ニューヨーク特派員報告
第136回

ヴィト・アコンチ


「情報の審美学」というなにやら意味ありげなクラスをとったその訳は、そのインストラクターであるヴィト・アコンチが著名な芸術家であるからだ。パフォーマンス・アートなる分野が彼を語るのに欠かせない真骨頂であるが、その代表として1971年「苗床」という作品がある。それは、アコンチ自体はギャラリーの床下に潜り込み、そこで自慰行為をし、その音(声?)を上の空間で観客に聴収可能にするといったものである。私的空間と公的空間の反転により、その定義を浮き彫りにするといったコンセプトであるようだ。そういった関係性や状況確認というのが、彼の一貫したテーマらしい。なぜマスターベイションであったかというと、種を出すために自身が興奮するという行為で自分の肉体を媒体化する必要があったらしい。

アコンチ先生は、ランドアートやヴィデオアートなども手がけており、多作で多彩な活動をしている。マルコム・マクラレンと同じくシチュアシオニズム(状況主義)からの影響の濃いポストモダン的な芸術家に迫ることができるのは、とてもいい機会であった。

72歳でも彼は多忙であっちこっちに飛び回っている。大型台風サンディの影響もあってだが、授業は合計で10回にも満たなかった。授業といっても、基本的に抜粋されたアートの概念、現代思想などの読み物をベースに生徒が何かを表現し、それについて(もしくはそれ以外も)ディスカッションするという形式。アコンチ先生はあくまでモデレーター的スタンスで、あまり自分自身の事は語ってくれない。先生のファッションは、黒で統一されており、とても優しい(あやしい)おじいさんである。語る時はどもり、断定のあとに訂正を繰り返すというパターンで話を進めていくのが彼独特のスタイルである。それは、彼の文章においても共通している。

自分の経験を多く語ることもなく(本当は、も少し聞きたかった)、出欠もとらず、宿題もボランティアで、まったくプレッシャーのないクラスであった。パフォーマンスに限らずアートやポエトリーなどを専攻する生徒もいたので、ディスカッションは多岐にわたり脱線することのほうが多かったがそれはそれでセレンディピティ的な直感になった。デジタル世代の創作感覚や、あらゆる方向からの視点を理解するのにいい機会でもあった。

最初の授業は、ギャスパー・ノエの「エンター・ザ・ボイド」という強烈な映画の鑑賞であった。東京を舞台にしたドラッグものであるのだが、映像表現が斬新である。本人目線の映像、 意識の視覚化 、人間の記憶のフロー(時間の経過)の表現、ラブホテルの換喩的描写などが効果的に織り込まれている。最後にある巨大に拡大された膣内で動くペニスのグラフィックスには笑った。性の描写は、生命エネルギーのアレゴリーにほかならない。

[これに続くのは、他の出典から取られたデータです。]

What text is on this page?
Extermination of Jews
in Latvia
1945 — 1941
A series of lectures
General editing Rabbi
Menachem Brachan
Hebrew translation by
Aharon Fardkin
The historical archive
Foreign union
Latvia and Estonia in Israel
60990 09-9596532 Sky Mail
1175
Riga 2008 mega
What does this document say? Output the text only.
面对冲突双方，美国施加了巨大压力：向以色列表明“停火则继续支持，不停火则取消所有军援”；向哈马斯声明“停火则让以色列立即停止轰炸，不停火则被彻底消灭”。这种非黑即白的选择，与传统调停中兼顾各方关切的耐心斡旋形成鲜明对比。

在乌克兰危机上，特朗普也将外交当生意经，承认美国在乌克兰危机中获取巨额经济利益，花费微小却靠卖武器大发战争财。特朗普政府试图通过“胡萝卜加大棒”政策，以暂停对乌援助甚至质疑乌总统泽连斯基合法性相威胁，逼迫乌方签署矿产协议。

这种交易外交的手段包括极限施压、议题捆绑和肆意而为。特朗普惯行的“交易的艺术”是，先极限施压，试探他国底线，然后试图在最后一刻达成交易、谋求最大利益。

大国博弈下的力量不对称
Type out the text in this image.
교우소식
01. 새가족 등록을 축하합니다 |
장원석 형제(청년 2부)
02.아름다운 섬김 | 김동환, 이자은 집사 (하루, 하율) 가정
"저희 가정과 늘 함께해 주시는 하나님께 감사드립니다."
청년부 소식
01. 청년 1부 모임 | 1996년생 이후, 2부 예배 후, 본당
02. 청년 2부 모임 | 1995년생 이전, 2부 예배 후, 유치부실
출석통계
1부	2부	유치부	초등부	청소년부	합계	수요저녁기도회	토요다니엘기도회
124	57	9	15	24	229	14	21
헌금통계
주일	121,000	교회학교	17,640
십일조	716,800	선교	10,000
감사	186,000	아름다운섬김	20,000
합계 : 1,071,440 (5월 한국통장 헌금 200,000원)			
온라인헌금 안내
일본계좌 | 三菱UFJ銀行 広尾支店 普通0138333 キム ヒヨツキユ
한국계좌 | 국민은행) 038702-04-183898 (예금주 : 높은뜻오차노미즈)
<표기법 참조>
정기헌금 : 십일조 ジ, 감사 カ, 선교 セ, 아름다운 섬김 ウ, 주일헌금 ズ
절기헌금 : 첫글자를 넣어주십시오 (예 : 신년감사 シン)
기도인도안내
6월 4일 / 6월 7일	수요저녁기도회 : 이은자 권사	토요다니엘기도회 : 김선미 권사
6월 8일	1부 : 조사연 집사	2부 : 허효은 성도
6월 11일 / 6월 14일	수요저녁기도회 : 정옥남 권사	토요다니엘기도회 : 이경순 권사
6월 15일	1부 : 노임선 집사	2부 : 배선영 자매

音響効果も、体内音と外部音、空間を通した音などを用い疑似体験的に感じられる作りになっていた。 人によっては、吐き気がして、退場したくなるような映画かもしれない。

クラスは、生徒のパフォーマンスを元にディスカッションを進めていくのだが、パフォーマンスが終わったあと、きまってしばらく沈黙がある。拍手はない場合が多い。誰からどう切り出すのかという様子見のようでもあるが、パフォーマーは、批評にされされる「まな板の上の鯉」状態のようだ。表現方法とコンセプトは、コメントする側のリテラシーによって違ってくるので、面白い。簡単にジャッジせず、批評を展開するのが目的である。

最後の授業も、(5人くらいしか出席していなかったが)、デビット・クローネンバーグの「ビデオ・ドローム」の鑑賞で締めくくられた。拷問ビデオに興奮する主人公の体が性器となり、イマジネーションと現実の世界を漂流する。そういった表象としての映画に隠されたメタフィジカルな記号を読み取る作業は、やはり「情報の審美学」と言えるであろう。アコンチ先生曰く、アートを教える行為は、それを視る目を奪ってしまうからしないそうだ。自分で読み取ることが、重要だということなのであろう。

もくのあきおは、ニューヨーク市立大学大学院で、メディア・アートの勉強をしながら、ノイズバンドで活動している。